Между тем Астанай ничего не ест, голодает вместе с ним и Кешка. Однако это вызывает в нем меньше досады, чем то, что он совершенно бессилен и ничем не может помочь больному. И можно ли еще чем-то помочь ему? Астанай, по-видимому, тоже думал и, быть может, уже готовился... Когда сознание его прояснялось, он лежал на спине присмиревший и тихий, глядел на Кешку тоскливо, чужими, опустевшими глазами.
Как только Кулак и Батя ушли, Астанай попросил пить.
— Ох, муторно мне, чижало, — первый раз не лукавя признался он. — Однако, не сдобровать мне, помру, Кешка. Сядь со мной.
— Зачем так говоришь?
— Говорю, стал-быть, знаю. Это судьба.
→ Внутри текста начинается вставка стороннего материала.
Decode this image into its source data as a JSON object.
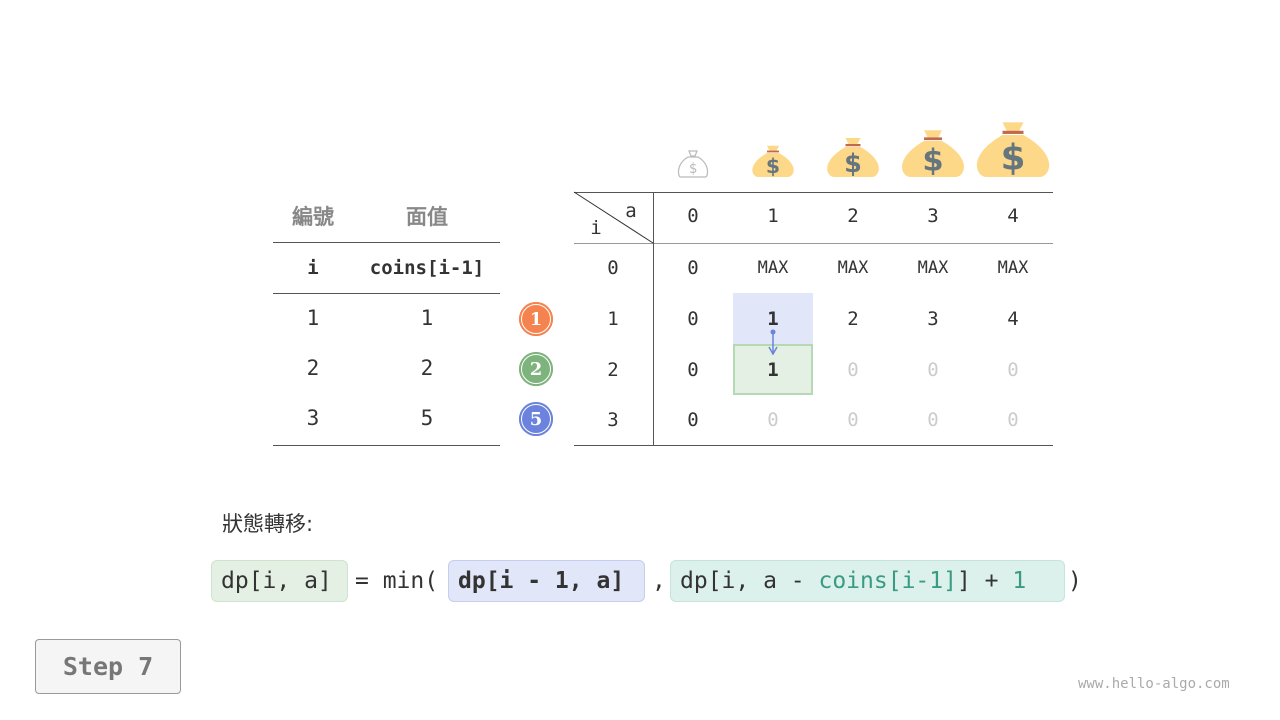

Предчувствие... Слушай, ты этим собакам не доверяйся, плохо ты их знаешь, — прерывистым шепотом продолжал он. — Все они... шибко поганые, мусорные людишки, знать их хорошо надо, а ты не знаешь. — Замолчал, устало пожевал сухие шершавые губы, покосился туда-сюда глазами. — Пещерку не забыл нашу? Камешек тот, где я сиживал, помнишь? Тама-ка, где огонь...
— Чего не помнить-то? Не век ведь прошел.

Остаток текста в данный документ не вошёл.